Pitt froze while his mind raced to absorb the shock. He stood there, one leg outside, the other bent awkwardly inside the passage for what seemed to him a lifetime. He threw the Dive Brite and the flight bag behind him down the stairway and then squinted, Waiting for his eyes to adjust to the bright sunlight: he could barely discern a vague, formless shape that detached itself from the low stone wall and moved in front of him.

“I… I don’t understand,” Pitt mumbled dumbly, feigning a peasant kind of stupidity. “We’re not thieves.”

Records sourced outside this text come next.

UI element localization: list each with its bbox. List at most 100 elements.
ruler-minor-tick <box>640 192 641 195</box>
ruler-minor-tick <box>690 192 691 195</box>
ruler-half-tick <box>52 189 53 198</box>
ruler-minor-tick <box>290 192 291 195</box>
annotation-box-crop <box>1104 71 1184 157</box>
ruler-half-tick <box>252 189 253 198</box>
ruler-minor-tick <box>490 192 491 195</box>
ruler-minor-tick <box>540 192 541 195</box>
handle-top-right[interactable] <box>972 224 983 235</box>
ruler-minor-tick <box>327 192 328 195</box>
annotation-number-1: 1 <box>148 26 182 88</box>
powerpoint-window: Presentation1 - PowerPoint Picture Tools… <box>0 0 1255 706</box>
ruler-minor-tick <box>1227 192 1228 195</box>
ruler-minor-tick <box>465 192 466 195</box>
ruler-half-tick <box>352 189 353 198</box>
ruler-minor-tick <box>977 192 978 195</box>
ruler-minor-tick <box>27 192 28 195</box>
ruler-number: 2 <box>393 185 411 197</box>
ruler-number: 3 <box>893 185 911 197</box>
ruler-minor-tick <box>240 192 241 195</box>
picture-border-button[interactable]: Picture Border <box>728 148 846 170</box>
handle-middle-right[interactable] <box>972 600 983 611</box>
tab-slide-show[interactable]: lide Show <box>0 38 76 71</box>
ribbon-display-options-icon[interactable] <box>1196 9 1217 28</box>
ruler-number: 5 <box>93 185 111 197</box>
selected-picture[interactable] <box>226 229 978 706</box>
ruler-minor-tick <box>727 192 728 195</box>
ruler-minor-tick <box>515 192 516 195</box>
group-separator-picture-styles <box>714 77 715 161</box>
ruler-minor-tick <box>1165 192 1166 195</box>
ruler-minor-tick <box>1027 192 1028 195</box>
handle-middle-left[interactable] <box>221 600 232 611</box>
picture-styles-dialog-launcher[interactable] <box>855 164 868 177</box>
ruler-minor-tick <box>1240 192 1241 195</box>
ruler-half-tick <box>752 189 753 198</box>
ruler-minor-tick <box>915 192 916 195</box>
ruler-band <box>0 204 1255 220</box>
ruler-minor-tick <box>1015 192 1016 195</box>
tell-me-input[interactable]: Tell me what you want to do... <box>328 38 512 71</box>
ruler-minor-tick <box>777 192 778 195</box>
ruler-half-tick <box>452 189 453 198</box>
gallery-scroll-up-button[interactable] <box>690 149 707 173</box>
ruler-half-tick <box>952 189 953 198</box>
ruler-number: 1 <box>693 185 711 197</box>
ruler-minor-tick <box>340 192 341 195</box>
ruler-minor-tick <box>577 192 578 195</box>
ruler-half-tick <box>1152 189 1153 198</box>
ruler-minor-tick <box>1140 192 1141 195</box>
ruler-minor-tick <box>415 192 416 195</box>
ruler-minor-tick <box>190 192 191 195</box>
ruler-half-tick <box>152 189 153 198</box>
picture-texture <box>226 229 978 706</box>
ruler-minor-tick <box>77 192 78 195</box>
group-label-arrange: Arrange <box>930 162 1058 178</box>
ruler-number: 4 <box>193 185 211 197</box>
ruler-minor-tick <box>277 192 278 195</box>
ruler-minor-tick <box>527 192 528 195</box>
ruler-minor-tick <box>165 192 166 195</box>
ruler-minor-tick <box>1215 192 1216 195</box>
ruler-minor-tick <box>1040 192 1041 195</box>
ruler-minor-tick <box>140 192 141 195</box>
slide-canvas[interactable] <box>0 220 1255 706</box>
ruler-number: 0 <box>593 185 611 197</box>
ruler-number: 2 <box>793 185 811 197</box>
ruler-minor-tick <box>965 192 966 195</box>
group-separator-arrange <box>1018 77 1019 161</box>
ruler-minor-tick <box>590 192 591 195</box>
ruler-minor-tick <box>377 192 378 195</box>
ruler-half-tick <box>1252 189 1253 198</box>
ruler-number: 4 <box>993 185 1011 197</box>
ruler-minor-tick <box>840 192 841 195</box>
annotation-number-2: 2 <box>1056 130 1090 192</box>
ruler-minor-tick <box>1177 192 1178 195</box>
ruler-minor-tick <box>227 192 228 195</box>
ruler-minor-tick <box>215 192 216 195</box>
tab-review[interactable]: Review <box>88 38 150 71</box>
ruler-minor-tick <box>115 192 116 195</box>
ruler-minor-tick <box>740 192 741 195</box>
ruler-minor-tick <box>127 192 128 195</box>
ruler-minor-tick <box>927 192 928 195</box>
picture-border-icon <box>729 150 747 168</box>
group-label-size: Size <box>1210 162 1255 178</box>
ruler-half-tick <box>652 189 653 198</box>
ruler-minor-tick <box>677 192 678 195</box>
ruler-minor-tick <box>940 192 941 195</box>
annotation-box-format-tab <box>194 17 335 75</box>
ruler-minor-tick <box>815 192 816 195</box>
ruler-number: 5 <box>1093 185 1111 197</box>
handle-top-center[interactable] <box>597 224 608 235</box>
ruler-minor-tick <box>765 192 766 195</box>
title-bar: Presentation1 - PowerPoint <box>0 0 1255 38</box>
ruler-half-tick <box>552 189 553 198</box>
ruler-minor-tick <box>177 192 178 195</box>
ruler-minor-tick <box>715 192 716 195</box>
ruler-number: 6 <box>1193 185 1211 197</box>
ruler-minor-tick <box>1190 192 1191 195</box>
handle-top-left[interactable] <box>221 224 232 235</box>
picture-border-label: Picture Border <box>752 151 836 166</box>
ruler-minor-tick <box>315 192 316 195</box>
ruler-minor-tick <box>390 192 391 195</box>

Again the resounding laugh. And the blurred form transformed into the Greek National Tourist Organization guide who wore a broad, white toothed smile beneath his great moustache; a swarthy hand gripped a nine millimeter Clisenti automatic pistol, the barrel aimed directly at Pitt’s heart.

“Not thieves,” the guide said sarcastically in faultless English. “Then kidnapers perhaps?”

“No, no,” pleaded Pitt, a forced tremor in his voice.